Share This Post

Automated Data Extraction for Oil & Gas Documents

Leveraging Automated Data Extraction in the Oil & Gas Industry

As a preface to this article, our own Lisa Hill (VP of Technology Strategy), Gary Cox (an ArgonDigital Technical Architect), and guest Dan Champ from Ephesoft presented a webinar discussing the power of Ephesoft automated data extraction using oil & gas engineering documentation as a real-world example.

Now, let’s go over some of the key features and insights that they shared…

Data Extraction Terminology

We’ll start with a few basic definitions to establish a common vocabulary.

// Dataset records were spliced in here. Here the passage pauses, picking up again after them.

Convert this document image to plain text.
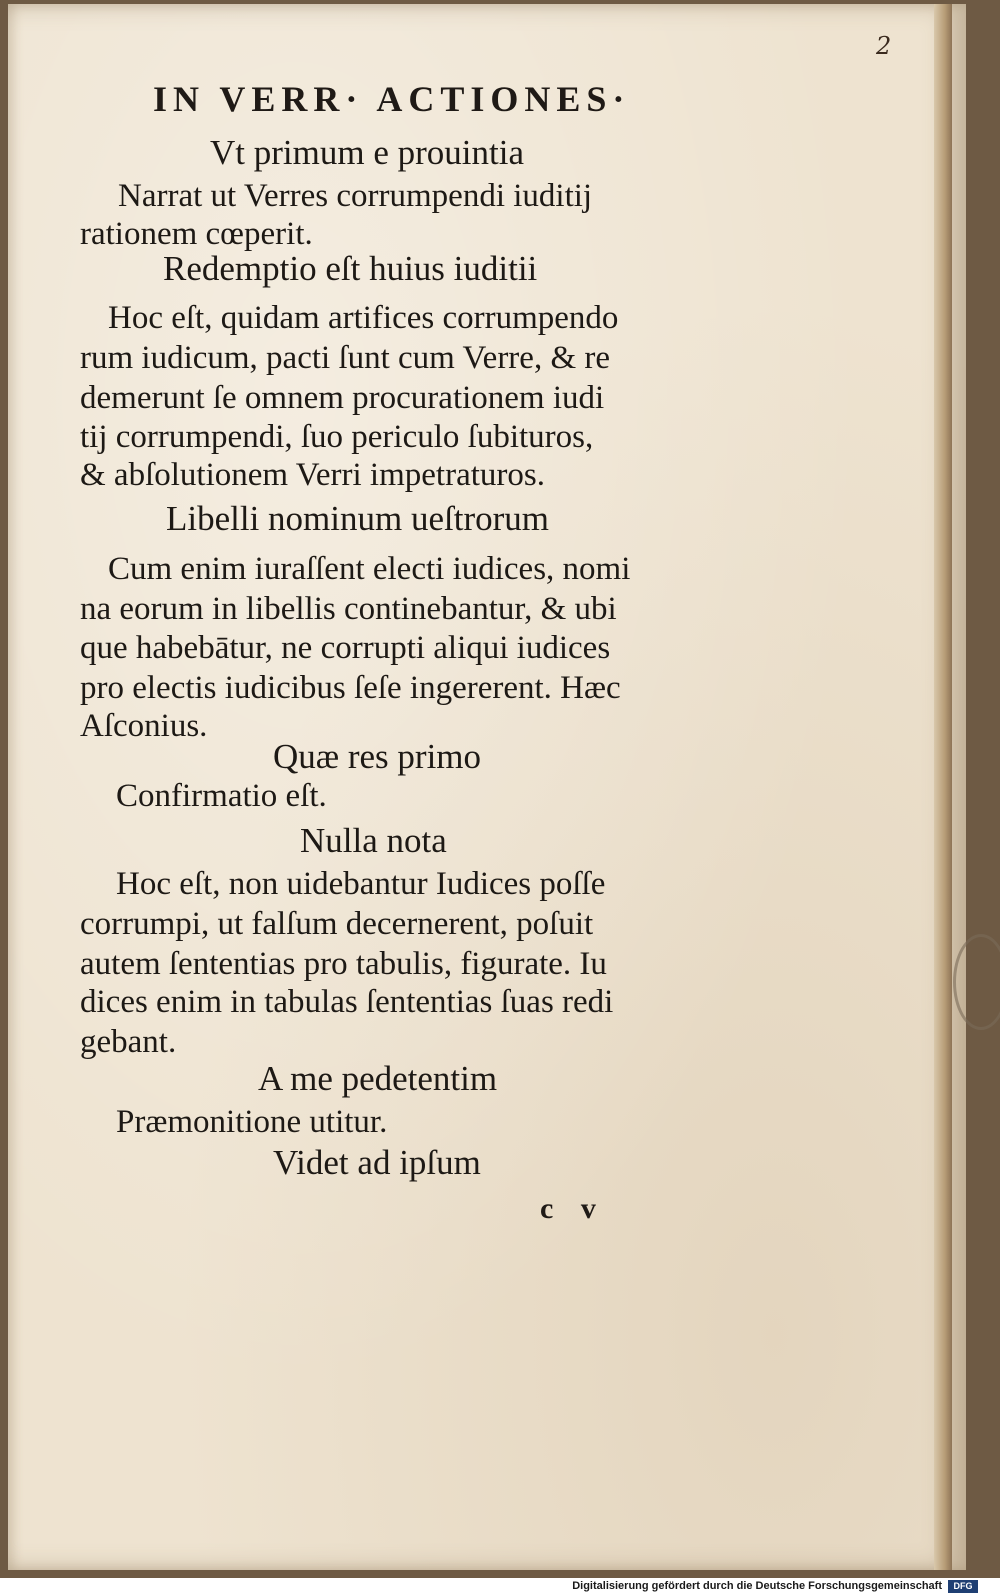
2
IN VERR· ACTIONES·
Vt primum e prouintia
Narrat ut Verres corrumpendi iuditij
rationem cœperit.
Redemptio eſt huius iuditii
Hoc eſt, quidam artifices corrumpendo
rum iudicum, pacti ſunt cum Verre, & re
demerunt ſe omnem procurationem iudi
tij corrumpendi, ſuo periculo ſubituros,
& abſolutionem Verri impetraturos.
Libelli nominum ueſtrorum
Cum enim iuraſſent electi iudices, nomi
na eorum in libellis continebantur, & ubi
que habebātur, ne corrupti aliqui iudices
pro electis iudicibus ſeſe ingererent. Hæc
Aſconius.
Quæ res primo
Confirmatio eſt.
Nulla nota
Hoc eſt, non uidebantur Iudices poſſe
corrumpi, ut falſum decernerent, poſuit
autem ſententias pro tabulis, figurate. Iu
dices enim in tabulas ſententias ſuas redi
gebant.
A me pedetentim
Præmonitione utitur.
Videt ad ipſum
c v
Digitalisierung gefördert durch die Deutsche Forschungsgemeinschaft	DFG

Capture – the end-to-end process of acquiring a document, analyzing the documents, and then releasing the relevant information to feed business processes
Batch – a set of one or more document(s) that are being processed as a group
Batch Class – the set of business rules that are being run against a Batch
Image Processing – the act of page separation, image normalization and cleanup, and whole page analysis
Classification – the act of deciding what type of document is being analyzed (this gives context to how you are looking at the page)
Metadata Extraction – the act of pulling salient information / data out of documents (for example, pulling the amount due off of an invoice)
Validation – human review of classification and/or extraction results
Delivery – export document and data to the appropriate business systems

Automated Data Extraction with Ephesoft Transact

Ephesoft Transact is an intelligent data capture and data enrichment solution that extracts meaningful data from any document. A lot of our clients use or implement Ephesoft because it’s a powerful and flexible document tool. We’ll walk through some of its key features as though we were processing a real set of documents.

The Business User Experience

From a business user point of view, some of the most important capabilities are being able to view and review documents and their extracted data.

View my documents shows us the batches of documents that are currently being processed and are in need of human review to validate the classification and/or extraction results. In our oil and gas example, we are looking at batches that include things like directional surveys, log files and even plats. We can also see the confidence level assigned to each automated action, and documents that have results with lower confidence levels are highlighted to draw my attention to them.

On the same page, in the middle pane, we can see the metadata that has been automatically extracted. The metadata that is flagged as low confidence is highlighted red to attract my attention. Conveniently, I can update any metadata directly in this pane instead of having to navigate to a different page.

From here we can also view the tabular data from the document. We simply click on the tabular view to see a table with the data extracted from all the pages of this document.

What’s really powerful is the Cloud Hyperextender technology that allows us to process and pull data from handwritten documents as well. Until recently, using AI to process handwritten documents really didn’t work, but now even “messy” handwriting can be understood and processed by the system, and it saves a TON time!

Ephesoft Set Up and Administration

From a system administrator point of view, Ephesoft has some really powerful tools that let us set all of this up so that this document processing works seamlessly for the end user.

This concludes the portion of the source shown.